Proposition d’un nouveau Commissaire français, acte II !
11 novembre 2019Le Parlement européen a rejeté la candidature de trois commissaires désignés par leur pays : ceux de la France, de la Hongrie et de la Roumanie. Les trois pays ont donc du présenter un nouveau candidat. Espérons que cette fois-ci sera la bonne, et que, côté français, après le rejet de la candidature de Sylvie Goulard il y a deux semaines, l’Elysée a bien tout vérifié avant de proposer la candidature de Thierry Breton, pour le poste de Commissaire français à la Commission européenne.

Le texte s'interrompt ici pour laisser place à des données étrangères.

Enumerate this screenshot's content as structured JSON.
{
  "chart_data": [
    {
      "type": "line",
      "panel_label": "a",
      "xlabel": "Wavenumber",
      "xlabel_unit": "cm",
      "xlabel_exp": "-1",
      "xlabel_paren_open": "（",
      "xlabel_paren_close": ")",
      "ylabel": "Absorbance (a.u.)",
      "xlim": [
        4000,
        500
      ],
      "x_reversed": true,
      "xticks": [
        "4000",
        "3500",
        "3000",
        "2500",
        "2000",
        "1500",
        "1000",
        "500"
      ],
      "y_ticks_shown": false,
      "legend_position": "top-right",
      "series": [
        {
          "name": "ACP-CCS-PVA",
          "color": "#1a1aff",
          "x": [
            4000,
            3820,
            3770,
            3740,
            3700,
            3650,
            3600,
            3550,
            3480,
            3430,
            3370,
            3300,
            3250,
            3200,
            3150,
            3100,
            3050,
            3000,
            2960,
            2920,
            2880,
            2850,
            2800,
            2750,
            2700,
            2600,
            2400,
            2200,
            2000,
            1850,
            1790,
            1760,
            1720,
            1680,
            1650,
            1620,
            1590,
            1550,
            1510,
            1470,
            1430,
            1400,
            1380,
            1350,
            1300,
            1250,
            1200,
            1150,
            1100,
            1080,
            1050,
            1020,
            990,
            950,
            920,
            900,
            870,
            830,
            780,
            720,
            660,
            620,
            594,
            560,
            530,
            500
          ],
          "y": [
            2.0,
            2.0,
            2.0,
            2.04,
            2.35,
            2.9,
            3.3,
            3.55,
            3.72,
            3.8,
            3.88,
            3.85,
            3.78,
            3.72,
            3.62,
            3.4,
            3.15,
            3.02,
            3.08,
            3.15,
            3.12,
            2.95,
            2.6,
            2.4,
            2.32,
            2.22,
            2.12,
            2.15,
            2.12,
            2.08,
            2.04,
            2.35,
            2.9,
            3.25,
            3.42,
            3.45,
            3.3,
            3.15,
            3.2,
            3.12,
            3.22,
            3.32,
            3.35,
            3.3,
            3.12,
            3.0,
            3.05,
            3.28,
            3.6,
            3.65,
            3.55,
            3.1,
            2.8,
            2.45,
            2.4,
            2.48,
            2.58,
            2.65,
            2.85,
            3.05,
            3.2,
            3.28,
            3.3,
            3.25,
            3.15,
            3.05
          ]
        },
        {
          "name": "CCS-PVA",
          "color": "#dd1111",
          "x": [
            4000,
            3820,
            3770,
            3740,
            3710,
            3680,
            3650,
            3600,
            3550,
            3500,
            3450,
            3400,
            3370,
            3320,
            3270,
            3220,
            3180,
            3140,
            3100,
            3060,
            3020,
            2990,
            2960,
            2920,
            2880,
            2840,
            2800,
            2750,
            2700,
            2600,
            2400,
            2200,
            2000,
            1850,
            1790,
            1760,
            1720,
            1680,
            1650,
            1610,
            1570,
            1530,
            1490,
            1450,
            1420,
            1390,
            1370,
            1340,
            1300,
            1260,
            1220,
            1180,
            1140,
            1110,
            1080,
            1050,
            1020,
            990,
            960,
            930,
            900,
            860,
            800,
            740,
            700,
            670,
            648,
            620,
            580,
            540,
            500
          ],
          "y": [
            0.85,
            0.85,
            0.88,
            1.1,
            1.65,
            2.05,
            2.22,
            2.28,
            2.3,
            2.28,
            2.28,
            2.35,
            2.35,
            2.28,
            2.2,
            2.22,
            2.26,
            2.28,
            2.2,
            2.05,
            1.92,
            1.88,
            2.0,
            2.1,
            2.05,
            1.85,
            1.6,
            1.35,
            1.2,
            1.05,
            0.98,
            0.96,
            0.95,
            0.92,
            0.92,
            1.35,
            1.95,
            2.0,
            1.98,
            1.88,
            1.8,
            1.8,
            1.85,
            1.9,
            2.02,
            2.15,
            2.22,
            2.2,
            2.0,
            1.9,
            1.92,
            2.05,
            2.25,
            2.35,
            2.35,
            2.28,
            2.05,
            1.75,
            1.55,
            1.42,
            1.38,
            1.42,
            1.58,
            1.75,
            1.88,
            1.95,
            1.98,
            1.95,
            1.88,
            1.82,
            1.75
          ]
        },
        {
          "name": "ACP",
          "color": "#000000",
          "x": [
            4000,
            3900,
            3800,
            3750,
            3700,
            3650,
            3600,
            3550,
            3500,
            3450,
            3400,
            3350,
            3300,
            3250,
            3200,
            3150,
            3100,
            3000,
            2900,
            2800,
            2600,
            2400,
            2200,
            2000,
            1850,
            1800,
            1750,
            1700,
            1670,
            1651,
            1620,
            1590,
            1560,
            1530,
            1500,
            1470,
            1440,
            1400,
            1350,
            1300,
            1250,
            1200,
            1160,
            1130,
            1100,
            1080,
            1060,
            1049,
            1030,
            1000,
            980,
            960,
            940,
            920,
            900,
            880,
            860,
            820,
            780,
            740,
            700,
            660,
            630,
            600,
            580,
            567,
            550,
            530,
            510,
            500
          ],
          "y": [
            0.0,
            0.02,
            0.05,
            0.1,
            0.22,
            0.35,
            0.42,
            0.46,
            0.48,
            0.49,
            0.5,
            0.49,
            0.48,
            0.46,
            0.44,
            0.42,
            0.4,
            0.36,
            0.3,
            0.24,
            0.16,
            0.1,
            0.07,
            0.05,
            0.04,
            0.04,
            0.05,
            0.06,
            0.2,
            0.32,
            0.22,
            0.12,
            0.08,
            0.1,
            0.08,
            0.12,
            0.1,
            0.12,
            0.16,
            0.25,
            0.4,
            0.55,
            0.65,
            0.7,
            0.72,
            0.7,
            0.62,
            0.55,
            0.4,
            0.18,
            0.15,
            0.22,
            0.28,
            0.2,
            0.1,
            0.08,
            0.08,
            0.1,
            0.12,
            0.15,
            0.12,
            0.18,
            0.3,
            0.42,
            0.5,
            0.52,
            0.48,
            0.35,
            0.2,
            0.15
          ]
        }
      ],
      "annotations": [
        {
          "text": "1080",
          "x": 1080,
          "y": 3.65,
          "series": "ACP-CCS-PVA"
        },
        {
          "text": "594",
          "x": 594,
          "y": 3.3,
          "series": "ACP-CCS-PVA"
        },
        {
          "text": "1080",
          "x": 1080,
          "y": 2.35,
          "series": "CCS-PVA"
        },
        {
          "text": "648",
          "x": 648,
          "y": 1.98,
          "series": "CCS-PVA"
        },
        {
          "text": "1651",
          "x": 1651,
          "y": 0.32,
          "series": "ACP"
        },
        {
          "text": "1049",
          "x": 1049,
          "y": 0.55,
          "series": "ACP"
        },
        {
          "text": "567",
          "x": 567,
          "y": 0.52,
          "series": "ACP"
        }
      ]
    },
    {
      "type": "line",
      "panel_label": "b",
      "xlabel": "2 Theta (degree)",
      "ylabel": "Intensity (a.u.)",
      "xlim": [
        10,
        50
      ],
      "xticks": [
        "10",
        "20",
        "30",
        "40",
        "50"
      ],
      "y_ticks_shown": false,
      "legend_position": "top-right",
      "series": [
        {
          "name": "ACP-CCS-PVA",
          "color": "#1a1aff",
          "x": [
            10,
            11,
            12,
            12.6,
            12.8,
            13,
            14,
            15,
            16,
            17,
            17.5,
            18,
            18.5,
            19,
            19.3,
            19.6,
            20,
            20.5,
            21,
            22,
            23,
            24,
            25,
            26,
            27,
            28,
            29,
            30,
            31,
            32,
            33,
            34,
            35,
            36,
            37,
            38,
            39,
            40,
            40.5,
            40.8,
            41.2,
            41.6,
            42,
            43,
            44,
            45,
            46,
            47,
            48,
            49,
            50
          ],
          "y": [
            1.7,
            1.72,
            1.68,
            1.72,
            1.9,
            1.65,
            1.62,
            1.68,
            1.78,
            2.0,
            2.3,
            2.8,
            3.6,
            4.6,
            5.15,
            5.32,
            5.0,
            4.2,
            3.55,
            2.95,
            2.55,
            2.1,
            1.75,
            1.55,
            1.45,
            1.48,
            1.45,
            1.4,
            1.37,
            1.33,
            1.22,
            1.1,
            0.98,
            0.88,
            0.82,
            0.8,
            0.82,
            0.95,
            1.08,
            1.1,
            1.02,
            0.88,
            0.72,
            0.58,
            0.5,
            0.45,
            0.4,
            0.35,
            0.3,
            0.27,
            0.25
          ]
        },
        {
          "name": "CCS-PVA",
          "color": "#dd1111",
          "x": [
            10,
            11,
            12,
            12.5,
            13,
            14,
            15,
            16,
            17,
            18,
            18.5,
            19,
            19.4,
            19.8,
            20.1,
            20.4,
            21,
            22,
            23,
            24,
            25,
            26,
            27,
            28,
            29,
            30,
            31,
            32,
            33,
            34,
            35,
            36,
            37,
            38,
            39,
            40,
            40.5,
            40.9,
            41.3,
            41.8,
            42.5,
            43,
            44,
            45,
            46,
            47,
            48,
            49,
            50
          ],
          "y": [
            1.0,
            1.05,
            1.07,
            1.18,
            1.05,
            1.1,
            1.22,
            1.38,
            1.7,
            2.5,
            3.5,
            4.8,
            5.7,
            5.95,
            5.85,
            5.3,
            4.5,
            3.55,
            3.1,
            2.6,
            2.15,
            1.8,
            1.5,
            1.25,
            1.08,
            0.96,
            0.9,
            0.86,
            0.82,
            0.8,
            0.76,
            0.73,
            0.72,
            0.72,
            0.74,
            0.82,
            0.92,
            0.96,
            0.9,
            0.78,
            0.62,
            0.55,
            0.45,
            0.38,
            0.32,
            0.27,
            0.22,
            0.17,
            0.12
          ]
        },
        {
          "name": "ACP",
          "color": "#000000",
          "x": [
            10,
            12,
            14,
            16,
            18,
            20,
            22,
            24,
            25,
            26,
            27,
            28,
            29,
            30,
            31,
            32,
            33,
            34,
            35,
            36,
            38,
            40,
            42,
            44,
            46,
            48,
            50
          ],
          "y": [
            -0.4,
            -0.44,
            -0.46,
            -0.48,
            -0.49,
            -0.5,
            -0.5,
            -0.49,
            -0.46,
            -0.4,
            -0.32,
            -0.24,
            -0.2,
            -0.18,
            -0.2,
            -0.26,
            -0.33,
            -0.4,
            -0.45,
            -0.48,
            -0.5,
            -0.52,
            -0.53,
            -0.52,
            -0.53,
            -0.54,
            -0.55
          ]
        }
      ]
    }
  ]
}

S’il est retenu (restons prudent, dorénavant…), il occupera le même poste extrêmement vaste, et qui reste pourtant inchangé (accord sur ce point entre Emmanuel Macron et Ursula von der Leyen, la nouvelle présidente de la Commission européenne) : le poste comprend le marché intérieur (tout le marché unique), la politique industrielle de l’UE, mais aussi le numérique, la défense et l’espace. A l’échelle d’un seul pays (la France par exemple), nous n’aurions pas moins de 5 ou 6 ministres, pour traiter ces dossiers majeurs, et d’avenir pour le poids et la place de l’Union dans le monde, face aux Etats-continents… Ce poste est à l’évidence un des plus importants, et stratégiques, de la Commission. Certains eurodéputés s’étaient d’ailleurs déjà inquiétés de l’envergure de ce poste au moment de la candidature Goulard.
Pourquoi le choix de Thierry Breton ?
Après le « camouflet » du rejet de Sylvie Goulard par les eurodéputés, à une large majorité, Emmanuel Macron a pris son temps et ses précautions pour trouver quelqu’un d’au moins aussi compétent. Et il n’y en a pas tant que cela… Du coup, et c’est embêtant vu le travail à faire, le remplacement des trois candidats a repoussé d’un mois la prise de fonction de la nouvelle Commission, au 1er décembre 2019. Il fallait, certes, laisser du temps à la France, à la Hongrie et à la Roumanie, pour proposer leurs nouveaux candidats susceptibles d’être agréés, cette fois.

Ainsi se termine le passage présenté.